Tyre Nichols could have survived his injuries.
There have been many widely publicized cases of police brutality in recent years. The slayings of George Floyd, Eric Garner, Philando Castile, Breonna Taylor, and many others made national headlines.
The recent case of Tyre Nichols, 29, is as tear-jerking as any of the others who suffered unnecessary violence from law enforcement and ultimately died.
We all know the insidious effects of implicit bias and how it disproportionately affects Black people in policing. But in the case of Tyre Nichols, how did the Emergency Medical Services (EMS) play a role in his death?
First, we’d be remiss not to acknowledge the incredible, life-saving work that EMS provides across the country. Usually, they demonstrate courage and quick action to prevent tragedy.
In this case, however, the right action wasn’t taken. Here’s how.
1) Tyre Nichols had head trauma and was not immediately provided with auxiliary oxygen. This is standard protocol at both the Tennessee and national level and can prevent brain damage and death.

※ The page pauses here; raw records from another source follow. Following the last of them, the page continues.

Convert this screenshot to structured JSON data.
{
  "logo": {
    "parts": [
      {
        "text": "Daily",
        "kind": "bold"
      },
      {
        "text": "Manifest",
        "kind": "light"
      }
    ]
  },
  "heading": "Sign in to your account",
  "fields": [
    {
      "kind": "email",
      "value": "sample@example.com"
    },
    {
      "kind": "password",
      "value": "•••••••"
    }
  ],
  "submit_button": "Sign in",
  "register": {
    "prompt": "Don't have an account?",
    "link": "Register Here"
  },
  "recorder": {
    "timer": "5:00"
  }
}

2) EMS personnel squandered invaluable time both before arrival and during initial assessment. The ambulance arrived 25 minutes later, far more than the 10 minutes that experts deem necessary. At the scene, EMS personnel acted with little urgency to administer treatment and transport Tyre to the hospital.
Unfortunately, it’s not uncommon for EMS responses to people of color – especially in situations involving the police – to be woefully insufficient.
To blame individuals and castigate with harsh judgment won’t solve the problem. In fact, it may alienate those who can prevent these kinds of tragedies in the future.
But to ignore the potential role of bias in this case would be to overlook a crucial variable.
Let’s work together to create a better, bias-free world. We may save lives in doing so.